Hydroformylation in fluorous biphasic media

Abstract

The hydroformylation of oct-1-ene is investigated under fluorous biphasic conditions, utilising the facile catalyst recovery that is provided by the temperature dependent miscibility of the perfluorinated solvent with normal organic solvents. High conversions and selectivities have been obtained in the batch process and the system is now described under continuous-flow conditions in a custom built reactor. The continuous-flow reactor was successfully run for 46 hours, with conversions to nonanal of 60% and l:b ratios of approximately 10. To understand the mechanism of this reaction more fully, a spectroscopic study of the catalyst formation and hydroformylation reaction was undertaken, using high-pressure infrared (HPIR) and nuclear magnetic resonance (HPNMR) techniques.

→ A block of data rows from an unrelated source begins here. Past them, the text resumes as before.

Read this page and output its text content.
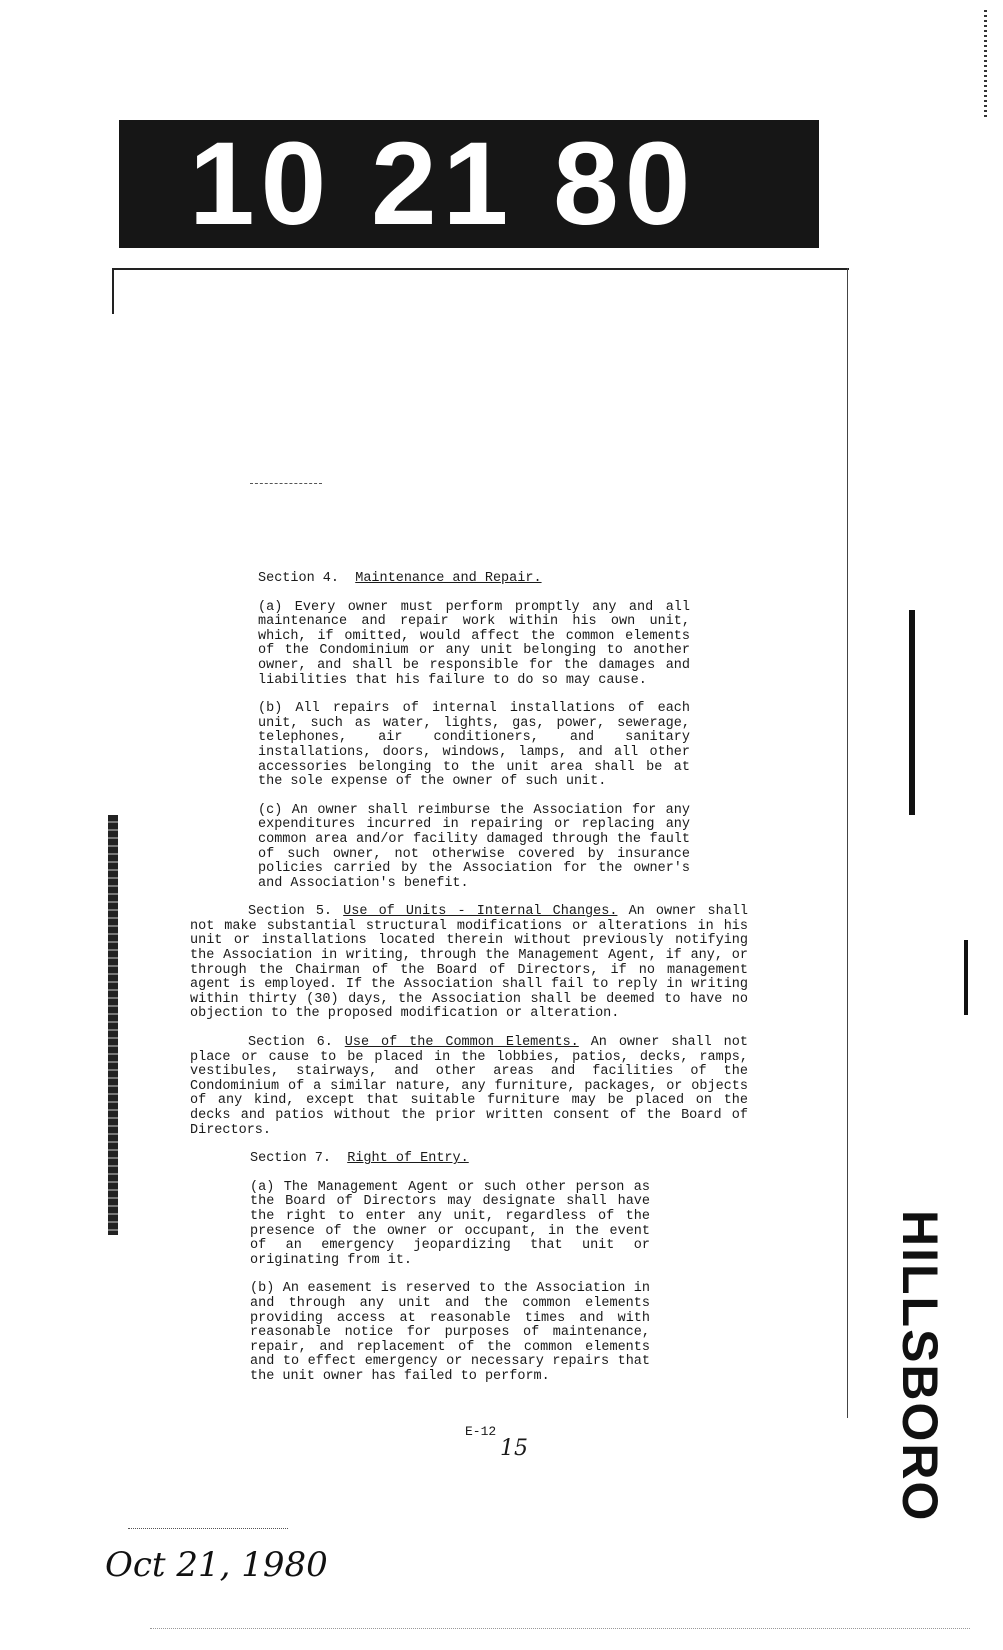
10 21 80
HILLSBORO

Section 4. Maintenance and Repair.

(a) Every owner must perform promptly any and all maintenance and repair work within his own unit, which, if omitted, would affect the common elements of the Condominium or any unit belonging to another owner, and shall be responsible for the damages and liabilities that his failure to do so may cause.

(b) All repairs of internal installations of each unit, such as water, lights, gas, power, sewerage, telephones, air conditioners, and sanitary installations, doors, windows, lamps, and all other accessories belonging to the unit area shall be at the sole expense of the owner of such unit.

(c) An owner shall reimburse the Association for any expenditures incurred in repairing or replacing any common area and/or facility damaged through the fault of such owner, not otherwise covered by insurance policies carried by the Association for the owner's and Association's benefit.

Section 5. Use of Units - Internal Changes. An owner shall not make substantial structural modifications or alterations in his unit or installations located therein without previously notifying the Association in writing, through the Management Agent, if any, or through the Chairman of the Board of Directors, if no management agent is employed. If the Association shall fail to reply in writing within thirty (30) days, the Association shall be deemed to have no objection to the proposed modification or alteration.

Section 6. Use of the Common Elements. An owner shall not place or cause to be placed in the lobbies, patios, decks, ramps, vestibules, stairways, and other areas and facilities of the Condominium of a similar nature, any furniture, packages, or objects of any kind, except that suitable furniture may be placed on the decks and patios without the prior written consent of the Board of Directors.

Section 7. Right of Entry.

(a) The Management Agent or such other person as the Board of Directors may designate shall have the right to enter any unit, regardless of the presence of the owner or occupant, in the event of an emergency jeopardizing that unit or originating from it.

(b) An easement is reserved to the Association in and through any unit and the common elements providing access at reasonable times and with reasonable notice for purposes of maintenance, repair, and replacement of the common elements and to effect emergency or necessary repairs that the unit owner has failed to perform.

E-12
15
Oct 21, 1980
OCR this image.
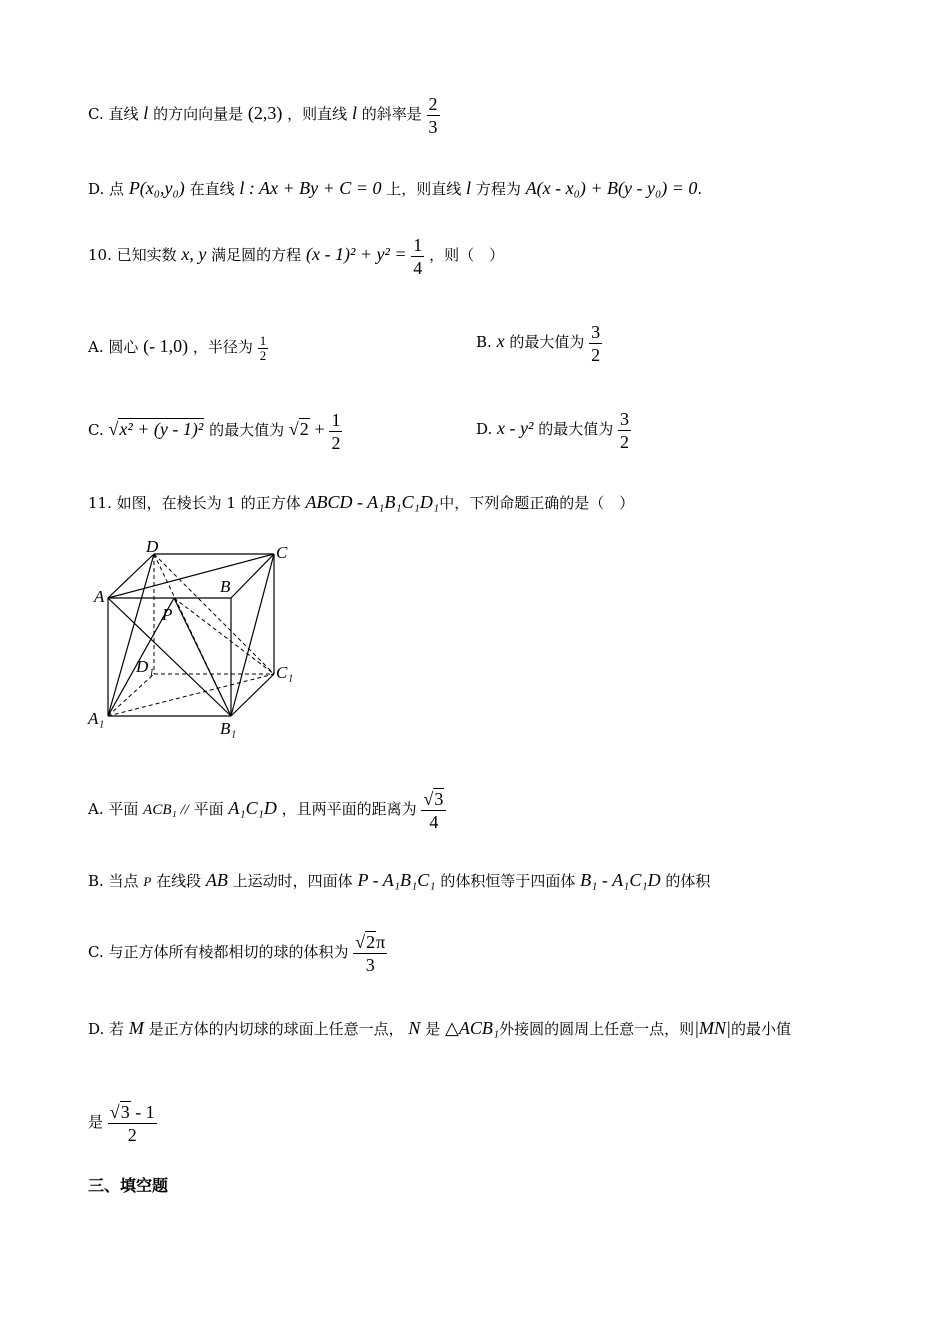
C. 直线 l 的方向向量是 (2,3) ，则直线 l 的斜率是 $\frac{2}{3}$
D. 点 P(x₀,y₀) 在直线 l : Ax + By + C = 0 上，则直线 l 方程为 A(x - x₀) + B(y - y₀) = 0.
10. 已知实数 x, y 满足圆的方程 $(x - 1)^2 + y^2 = \frac{1}{4}$ ，则（　）
A. 圆心 (- 1,0) ，半径为 $\frac{1}{2}$	B. x 的最大值为 $\frac{3}{2}$
C. √x² + (y - 1)² 的最大值为 $√2 + \frac{1}{2}$	D. x - y² 的最大值为 $\frac{3}{2}$
11. 如图，在棱长为 1 的正方体 ABCD - A₁B₁C₁D₁中，下列命题正确的是（　）
D	C
A
B
P
D₁	C₁
A₁
B₁
A. 平面 ACB₁ // 平面 A₁C₁D ，且两平面的距离为 $\frac{√3}{4}$
B. 当点 P 在线段 AB 上运动时，四面体 P - A₁B₁C₁ 的体积恒等于四面体 B₁ - A₁C₁D 的体积
C. 与正方体所有棱都相切的球的体积为 $\frac{√2\pi}{3}$
D. 若 M 是正方体的内切球的球面上任意一点， N 是 △ACB₁外接圆的圆周上任意一点，则|MN|的最小值
是 $\frac{√3 - 1}{2}$
三、填空题
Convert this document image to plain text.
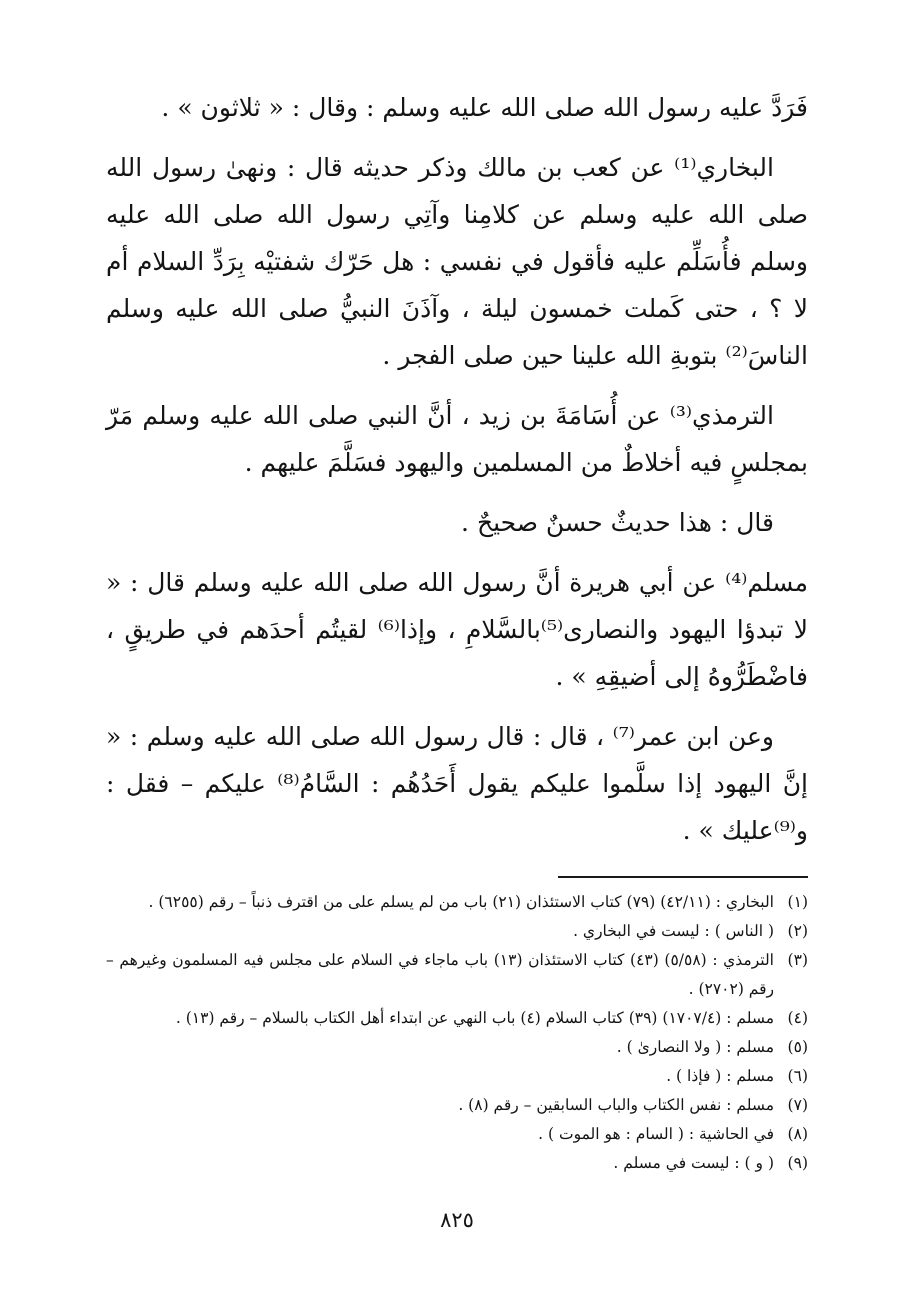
فَرَدَّ عليه رسول الله صلى الله عليه وسلم : وقال : « ثلاثون » .

البخاري⁽¹⁾ عن كعب بن مالك وذكر حديثه قال : ونهىٰ رسول الله صلى الله عليه وسلم عن كلامِنا وآتِي رسول الله صلى الله عليه وسلم فأُسَلِّم عليه فأقول في نفسي : هل حَرّك شفتيْه بِرَدِّ السلام أم لا ؟ ، حتى كَملت خمسون ليلة ، وآذَنَ النبيُّ صلى الله عليه وسلم الناسَ⁽²⁾ بتوبةِ الله علينا حين صلى الفجر .

الترمذي⁽³⁾ عن أُسَامَةَ بن زيد ، أنَّ النبي صلى الله عليه وسلم مَرّ بمجلسٍ فيه أخلاطٌ من المسلمين واليهود فسَلَّمَ عليهم .

قال : هذا حديثٌ حسنٌ صحيحٌ .

مسلم⁽⁴⁾ عن أبي هريرة أنَّ رسول الله صلى الله عليه وسلم قال : « لا تبدؤا اليهود والنصارى⁽⁵⁾بالسَّلامِ ، وإذا⁽⁶⁾ لقيتُم أحدَهم في طريقٍ ، فاضْطَرُّوهُ إلى أضيقِهِ » .

وعن ابن عمر⁽⁷⁾ ، قال : قال رسول الله صلى الله عليه وسلم : « إنَّ اليهود إذا سلَّموا عليكم يقول أَحَدُهُم : السَّامُ⁽⁸⁾ عليكم – فقل : و⁽⁹⁾عليك » .

(١)
البخاري : (٤٢/١١) (٧٩) كتاب الاستئذان (٢١) باب من لم يسلم على من اقترف ذنباً – رقم (٦٢٥٥) .
(٢)
( الناس ) : ليست في البخاري .
(٣)
الترمذي : (٥/٥٨) (٤٣) كتاب الاستئذان (١٣) باب ماجاء في السلام على مجلس فيه المسلمون وغيرهم – رقم (٢٧٠٢) .
(٤)
مسلم : (١٧٠٧/٤) (٣٩) كتاب السلام (٤) باب النهي عن ابتداء أهل الكتاب بالسلام – رقم (١٣) .
(٥)
مسلم : ( ولا النصارىٰ ) .
(٦)
مسلم : ( فإذا ) .
(٧)
مسلم : نفس الكتاب والباب السابقين – رقم (٨) .
(٨)
في الحاشية : ( السام : هو الموت ) .
(٩)
( و ) : ليست في مسلم .
٨٢٥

The results of this study showed that although there is some effect of the strongly electron withdrawing nature of the perfluorinated ligand, the species formed under reaction conditions are very similar to those formed under the analogous triphenylphosphine system. It was found that under reaction conditions the perfluorinated ligand formed both the bis- and tris- phosphine complexes, compared to triphenylphosphine, which only formed the bis-phosphine complexes. The equatorial-equatorial and equatorial-axial isomers of [RhH(CO)₂(P(C₆H₄C₆F₁₃)₃)₂] were identified by means of a deuterium study in the HPIR spectrometer. The low levels of phosphorus and rhodium leaching to the organic phase were attributed to the predominant formation of [RhH(CO)(P(C₆H₄C₆F₁₃)₃)₃] under ambient pressure and temperature (separator conditions) indicated by a well defined quartet in the metal hydride region of the ¹H NMR spectrum.